Lovin’ the fact that rank outsider, Prof Nudge, won this year’s Nobel economics prize. Proving perhaps that economists are as useless at predicting their own winners as they are our future prosperity.

On top of such delicious sales weaponry as friction costs, another of the manifold gifts Dr Richard Thaler also gives us is the basketball term, hot hand fallacy.

I know this because of his cameo in the movie The Big Short. At the casino tables, alongside Selena Gomez. An 87% chance her 21 hand should win …

It’s like the classic forecaster’s error that past performance is the over-riding determinant of the next outcome.

I wonder how close to the general concept of “form” in sport this is.

And if it is, then form has its place in b2b selling too.

Form feels more like a sustained level of performance looked at over a period of time. Where any lesser achievement gets outweighed by more successful ones. Even Bradman got an unusually high number of ducks (7 in 80 innings, or 8¾pc) whereas his career average dwarfs all others, at the famous 99.94 runs.

Whereas ‘hot hands’ seems to me more like a ‘streak’. Successive, unbroken high-performance appearances. And all streaks must end.

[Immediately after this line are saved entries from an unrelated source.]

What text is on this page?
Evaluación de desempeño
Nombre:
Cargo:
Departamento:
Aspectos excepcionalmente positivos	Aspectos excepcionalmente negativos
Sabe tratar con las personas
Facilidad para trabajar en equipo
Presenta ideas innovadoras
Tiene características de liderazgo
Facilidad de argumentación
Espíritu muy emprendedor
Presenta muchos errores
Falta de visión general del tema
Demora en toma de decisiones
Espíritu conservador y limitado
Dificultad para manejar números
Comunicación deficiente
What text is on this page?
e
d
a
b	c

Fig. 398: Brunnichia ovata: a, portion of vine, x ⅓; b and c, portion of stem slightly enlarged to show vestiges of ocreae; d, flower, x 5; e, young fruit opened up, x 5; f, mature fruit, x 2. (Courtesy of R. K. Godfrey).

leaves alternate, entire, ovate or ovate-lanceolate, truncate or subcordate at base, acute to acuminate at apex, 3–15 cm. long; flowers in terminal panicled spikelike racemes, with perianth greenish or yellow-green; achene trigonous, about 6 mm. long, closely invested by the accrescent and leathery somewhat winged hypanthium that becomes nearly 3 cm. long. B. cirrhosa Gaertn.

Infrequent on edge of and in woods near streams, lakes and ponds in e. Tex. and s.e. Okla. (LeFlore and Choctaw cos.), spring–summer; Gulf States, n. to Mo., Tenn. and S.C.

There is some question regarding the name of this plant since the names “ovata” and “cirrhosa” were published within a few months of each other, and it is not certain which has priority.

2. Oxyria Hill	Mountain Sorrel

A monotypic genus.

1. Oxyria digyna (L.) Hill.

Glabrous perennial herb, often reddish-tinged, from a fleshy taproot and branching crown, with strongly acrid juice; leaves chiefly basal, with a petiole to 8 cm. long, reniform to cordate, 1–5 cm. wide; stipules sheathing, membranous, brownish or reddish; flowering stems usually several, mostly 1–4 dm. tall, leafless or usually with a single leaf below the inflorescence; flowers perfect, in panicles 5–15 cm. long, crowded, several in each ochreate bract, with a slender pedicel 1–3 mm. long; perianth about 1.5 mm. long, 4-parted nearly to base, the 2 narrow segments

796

There’s always potential for something genuinely beyond your control to can come from nowhere and crush any perfect sales play. Don’t let it blemish your record.

So you likely would prefer your seniors, clients and peers to talk of you on a selling streak, but you remind them you aim rather to show top sales form. And if form dips, well, you can prove that’s temporary can’t you, as class is permanent.